Reclaiming ownership in the development team

Henrique Santana de Miranda
31 August 2020

My previous post (How to fix it being the bottleneck) explained how we started a small transformation of a development team using Trunk based development. The post triggered some people around me to explain more about how they can apply that on their own team.

A bit of my history with software development

I remember my first days as a developer building a website/application in a team with 6, with no sort of version control system, just changing the files directly into the production server via Dreamweaver. There were no tests or any quality control. What a time :D

Because of that, we introduced a lot of problems which disrupted the daily work of many people that depended on that software to do their work.

Our manager grew worried about all that, his job was on the line and he did what a lot of us would do. At least considered doing it.

  1. Hired a tester to make sure this problem would not happen again.
  2. All the code needed approval by Quality Assurance before going live.

That is a logical decision for that kind of problem. The wrong one, though.

Why might that be the wrong approach?

It is very hard to foresee the meaningful impact of this change. As our environment has changed, our behavior changed slowly which also shaped our mindset.

The positive side of it. Fewer bugs were reaching production. That is a big win that nobody can deny.

The negative side of it? Glad you asked.

Even though fewer bugs were reaching production, more bugs were reaching the QA. Now we also had a list of bugs (some refer now to a backlog of bugs). Our tester was becoming the bottleneck to bring code to production.

Now think for a second. How would you solve this additional problem? The way we solved, we hired another tester. Because that makes sense!

With a second tester, the “bug backlog” never got cleared, and the input never slowed down. Very much the opposite. As an addition, we started having endless discussions about how many QA people we need compared to the numbers of developers.

Another way of solving this problem?

Fast forward a bit, I moved to a new employer that had the development process more mature and based on “best practices”.

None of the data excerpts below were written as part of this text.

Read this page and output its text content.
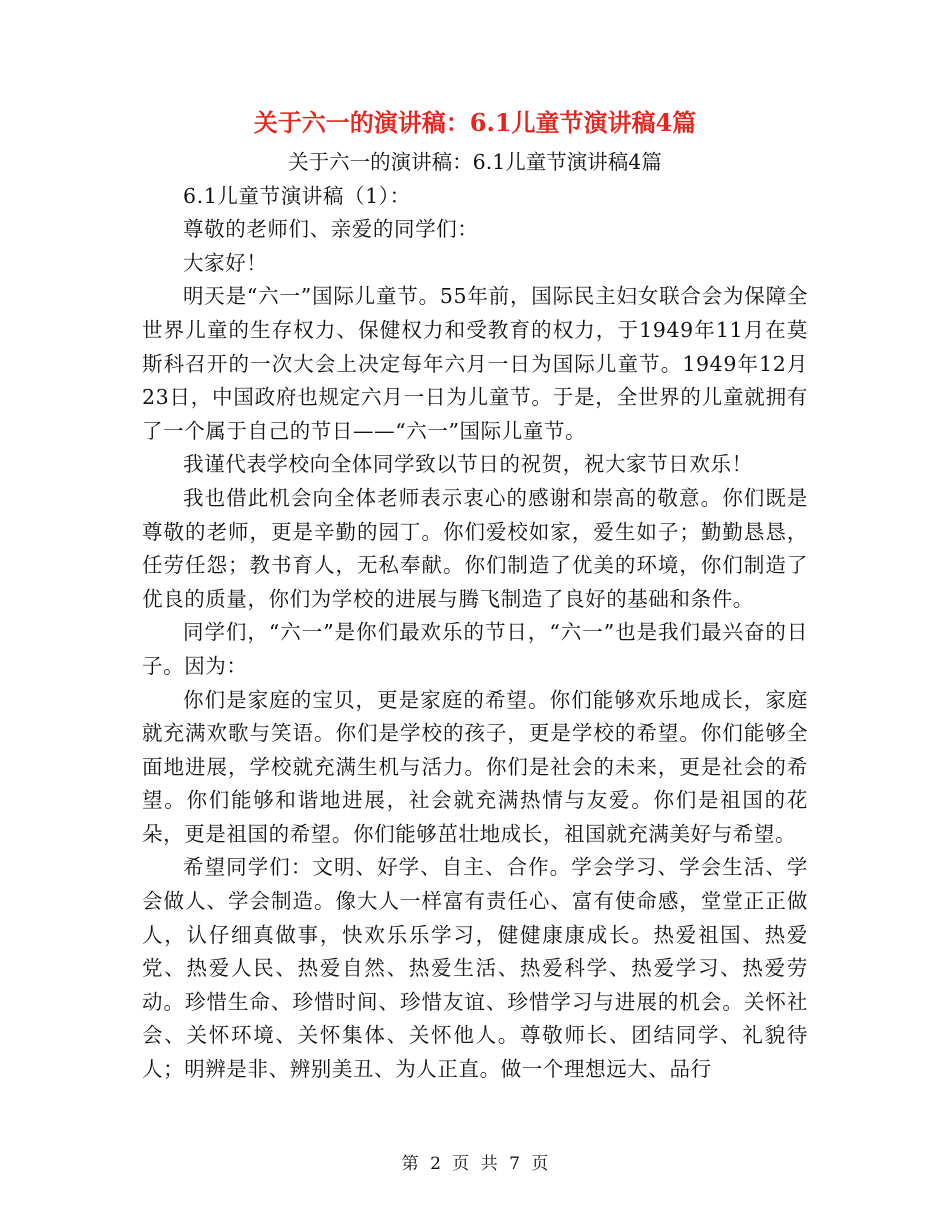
关于六一的演讲稿：6.1儿童节演讲稿4篇

关于六一的演讲稿：6.1儿童节演讲稿4篇

6.1儿童节演讲稿（1）：

尊敬的老师们、亲爱的同学们：

大家好！

明天是“六一”国际儿童节。55年前，国际民主妇女联合会为保障全世界儿童的生存权力、保健权力和受教育的权力，于1949年11月在莫斯科召开的一次大会上决定每年六月一日为国际儿童节。1949年12月23日，中国政府也规定六月一日为儿童节。于是，全世界的儿童就拥有了一个属于自己的节日——“六一”国际儿童节。

我谨代表学校向全体同学致以节日的祝贺，祝大家节日欢乐！

我也借此机会向全体老师表示衷心的感谢和崇高的敬意。你们既是尊敬的老师，更是辛勤的园丁。你们爱校如家，爱生如子；勤勤恳恳，任劳任怨；教书育人，无私奉献。你们制造了优美的环境，你们制造了优良的质量，你们为学校的进展与腾飞制造了良好的基础和条件。

同学们，“六一”是你们最欢乐的节日，“六一”也是我们最兴奋的日子。因为：

你们是家庭的宝贝，更是家庭的希望。你们能够欢乐地成长，家庭就充满欢歌与笑语。你们是学校的孩子，更是学校的希望。你们能够全面地进展，学校就充满生机与活力。你们是社会的未来，更是社会的希望。你们能够和谐地进展，社会就充满热情与友爱。你们是祖国的花朵，更是祖国的希望。你们能够茁壮地成长，祖国就充满美好与希望。

希望同学们：文明、好学、自主、合作。学会学习、学会生活、学会做人、学会制造。像大人一样富有责任心、富有使命感，堂堂正正做人，认仔细真做事，快欢乐乐学习，健健康康成长。热爱祖国、热爱党、热爱人民、热爱自然、热爱生活、热爱科学、热爱学习、热爱劳动。珍惜生命、珍惜时间、珍惜友谊、珍惜学习与进展的机会。关怀社会、关怀环境、关怀集体、关怀他人。尊敬师长、团结同学、礼貌待人；明辨是非、辨别美丑、为人正直。做一个理想远大、品行

第 2 页 共 7 页
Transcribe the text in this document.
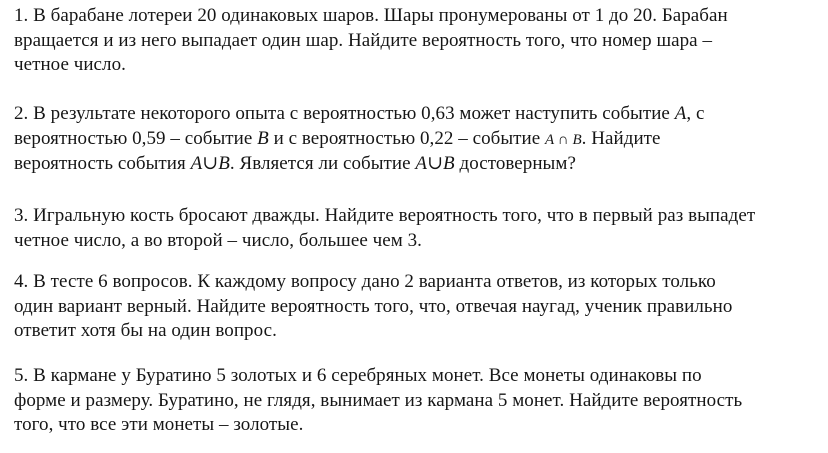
1. В барабане лотереи 20 одинаковых шаров. Шары пронумерованы от 1 до 20. Барабан
вращается и из него выпадает один шар. Найдите вероятность того, что номер шара –
четное число.
2. В результате некоторого опыта с вероятностью 0,63 может наступить событие A, с
вероятностью 0,59 – событие B и с вероятностью 0,22 – событие A ∩ B. Найдите
вероятность события A∪B. Является ли событие A∪B достоверным?
3. Игральную кость бросают дважды. Найдите вероятность того, что в первый раз выпадет
четное число, а во второй – число, большее чем 3.
4. В тесте 6 вопросов. К каждому вопросу дано 2 варианта ответов, из которых только
один вариант верный. Найдите вероятность того, что, отвечая наугад, ученик правильно
ответит хотя бы на один вопрос.
5. В кармане у Буратино 5 золотых и 6 серебряных монет. Все монеты одинаковы по
форме и размеру. Буратино, не глядя, вынимает из кармана 5 монет. Найдите вероятность
того, что все эти монеты – золотые.
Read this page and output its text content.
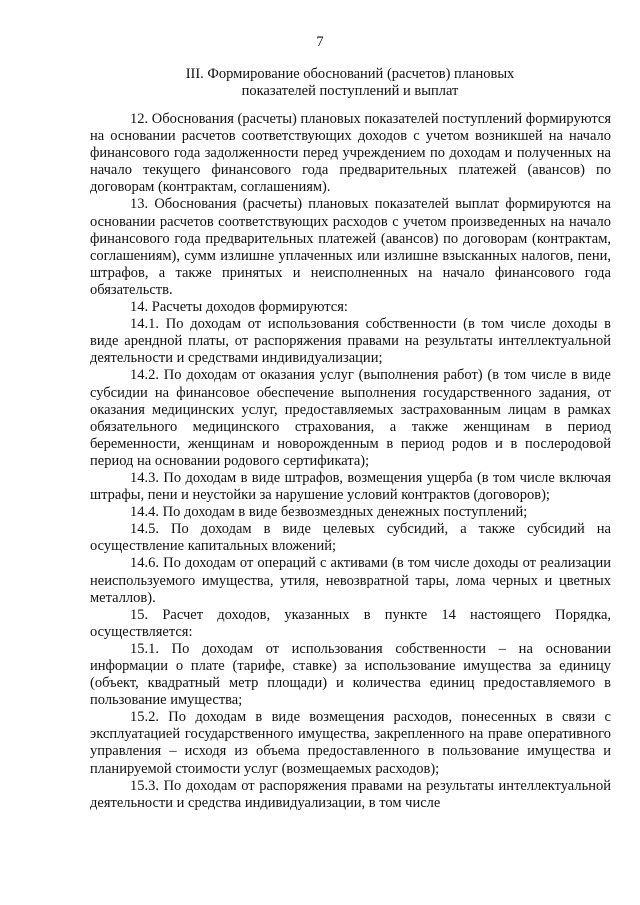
7
III. Формирование обоснований (расчетов) плановых
показателей поступлений и выплат

12. Обоснования (расчеты) плановых показателей поступлений формируются на основании расчетов соответствующих доходов с учетом возникшей на начало финансового года задолженности перед учреждением по доходам и полученных на начало текущего финансового года предварительных платежей (авансов) по договорам (контрактам, соглашениям).

13. Обоснования (расчеты) плановых показателей выплат формируются на основании расчетов соответствующих расходов с учетом произведенных на начало финансового года предварительных платежей (авансов) по договорам (контрактам, соглашениям), сумм излишне уплаченных или излишне взысканных налогов, пени, штрафов, а также принятых и неисполненных на начало финансового года обязательств.

14. Расчеты доходов формируются:

14.1. По доходам от использования собственности (в том числе доходы в виде арендной платы, от распоряжения правами на результаты интеллектуальной деятельности и средствами индивидуализации;

14.2. По доходам от оказания услуг (выполнения работ) (в том числе в виде субсидии на финансовое обеспечение выполнения государственного задания, от оказания медицинских услуг, предоставляемых застрахованным лицам в рамках обязательного медицинского страхования, а также женщинам в период беременности, женщинам и новорожденным в период родов и в послеродовой период на основании родового сертификата);

14.3. По доходам в виде штрафов, возмещения ущерба (в том числе включая штрафы, пени и неустойки за нарушение условий контрактов (договоров);

14.4. По доходам в виде безвозмездных денежных поступлений;

14.5. По доходам в виде целевых субсидий, а также субсидий на осуществление капитальных вложений;

14.6. По доходам от операций с активами (в том числе доходы от реализации неиспользуемого имущества, утиля, невозвратной тары, лома черных и цветных металлов).

15. Расчет доходов, указанных в пункте 14 настоящего Порядка, осуществляется:

15.1. По доходам от использования собственности – на основании информации о плате (тарифе, ставке) за использование имущества за единицу (объект, квадратный метр площади) и количества единиц предоставляемого в пользование имущества;

15.2. По доходам в виде возмещения расходов, понесенных в связи с эксплуатацией государственного имущества, закрепленного на праве оперативного управления – исходя из объема предоставленного в пользование имущества и планируемой стоимости услуг (возмещаемых расходов);

15.3. По доходам от распоряжения правами на результаты интеллектуальной деятельности и средства индивидуализации, в том числе
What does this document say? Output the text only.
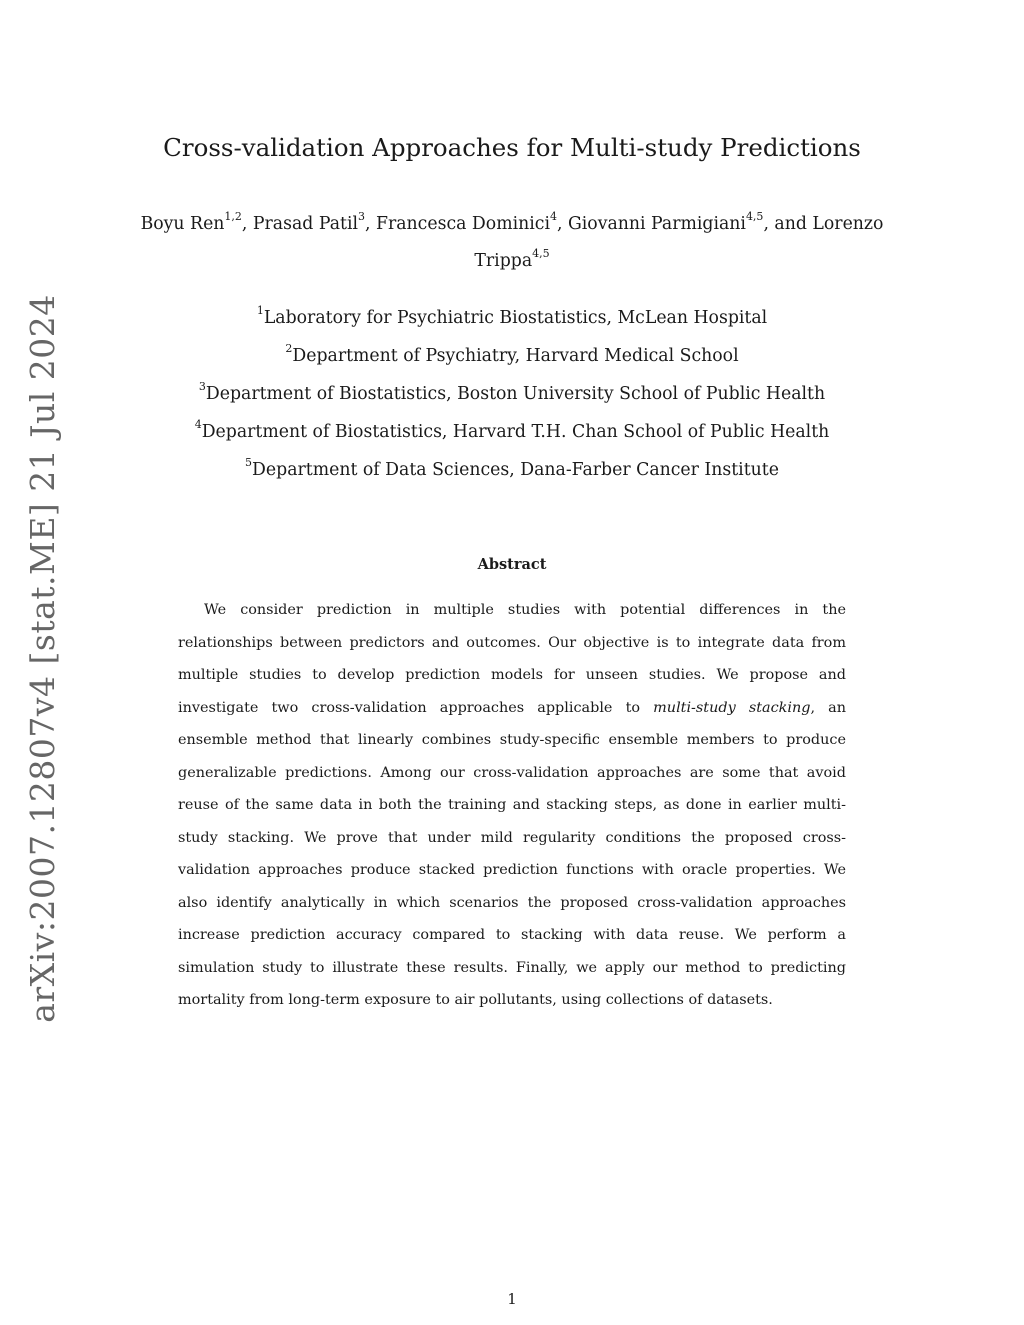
arXiv:2007.12807v4 [stat.ME] 21 Jul 2024
Cross-validation Approaches for Multi-study Predictions
Boyu Ren$^{1,2}$, Prasad Patil$^3$, Francesca Dominici$^4$, Giovanni Parmigiani$^{4,5}$, and Lorenzo
Trippa$^{4,5}$
$^1$Laboratory for Psychiatric Biostatistics, McLean Hospital
$^2$Department of Psychiatry, Harvard Medical School
$^3$Department of Biostatistics, Boston University School of Public Health
$^4$Department of Biostatistics, Harvard T.H. Chan School of Public Health
$^5$Department of Data Sciences, Dana-Farber Cancer Institute
Abstract

We consider prediction in multiple studies with potential differences in the relationships between predictors and outcomes. Our objective is to integrate data from multiple studies to develop prediction models for unseen studies. We propose and investigate two cross-validation approaches applicable to multi-study stacking, an ensemble method that linearly combines study-specific ensemble members to produce generalizable predictions. Among our cross-validation approaches are some that avoid reuse of the same data in both the training and stacking steps, as done in earlier multi-study stacking. We prove that under mild regularity conditions the proposed cross-validation approaches produce stacked prediction functions with oracle properties. We also identify analytically in which scenarios the proposed cross-validation approaches increase prediction accuracy compared to stacking with data reuse. We perform a simulation study to illustrate these results. Finally, we apply our method to predicting mortality from long-term exposure to air pollutants, using collections of datasets.

1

Those guys used Git (a version control system) with GitFlow (is a branching model for Git,) and did code review in every commit. When the team explained to me all the benefits of this approach, they sold me. The way to Valhalla.

But then, I started noticing several other problems that started irritating me.

  1. For very unimportant changes that I was 100% sure that could not affect production, I still needed review and approval from someone. I had to bother people to review often. What resulted in three outcomes.
  • People were accepting my changes without looking at them, so they could go back to do what they were doing.
  • I was packing a lot of changes in one request.
  • It was still not preventing bugs
  1. Another problem I saw was merge conflicts. The developers were spending a lot of time fixing those conflicts. I am sure you know a few “solutions” for this problem. You might think:
  • Did you try committing in smaller batches?
  • Did you try organizing work so developers would not touch the same part of the system?

We haven’t touched the biggest problem that hides in all of those solutions. The delay to bring any solution to production. But that will be another post.

How you should solve the problem

Trunk Based Development is a simple concept. The project has only one branch. All the developers commit to that single branch.

I started doing TBD when I was working on my startup, and my Co-founder was constantly asked me to test his functionalities. I no longer wanted to be checking his code, and we did not have money for a tester. I suggested TBD for him and we gave it a shot.

The first two weeks were horrible. We did not have a magnificent set of automated tests and many bugs were going through.

But then the magic happened, our behaviour changed.

  • We read our code more often and try to test it more before committing.
  • We got more interested in automated testing.
  • We checked the production environment ourselves after every change
  • We got more interested in different ways to monitor the application

Excuses I hear for not doing Trunk Based Development

  • We don’t have automated tests
  • We don’t have a good coverage of tests
  • Our developers are not in the level to do that
  • Our team is not ready for that
  • No four eyes principle/code reviews

Trunk Based Development will force you to improve in those areas, it is the environmental change that your team needs.

How do you start?

  1. Keep only your master/trunk/main (whatever you called it) branch
  2. Commit/Push smaller changes.
  3. Commit/Push often

It’s that simple

Last thoughts

With the QA, code-reviews and pull request to protect bugs to reach production, we created a much bigger issue. We shifted the responsibility and accountability of the developer that was building the code to someone else.

We made it harder to experiment with functionalities and shifted the conversation to less important things that only made the system more rigid.

If you are a developer invite your team to try (over 2 weeks please :)), take back the control and own your craft.

If you are a manager, give them the chance to own their own responsibilities.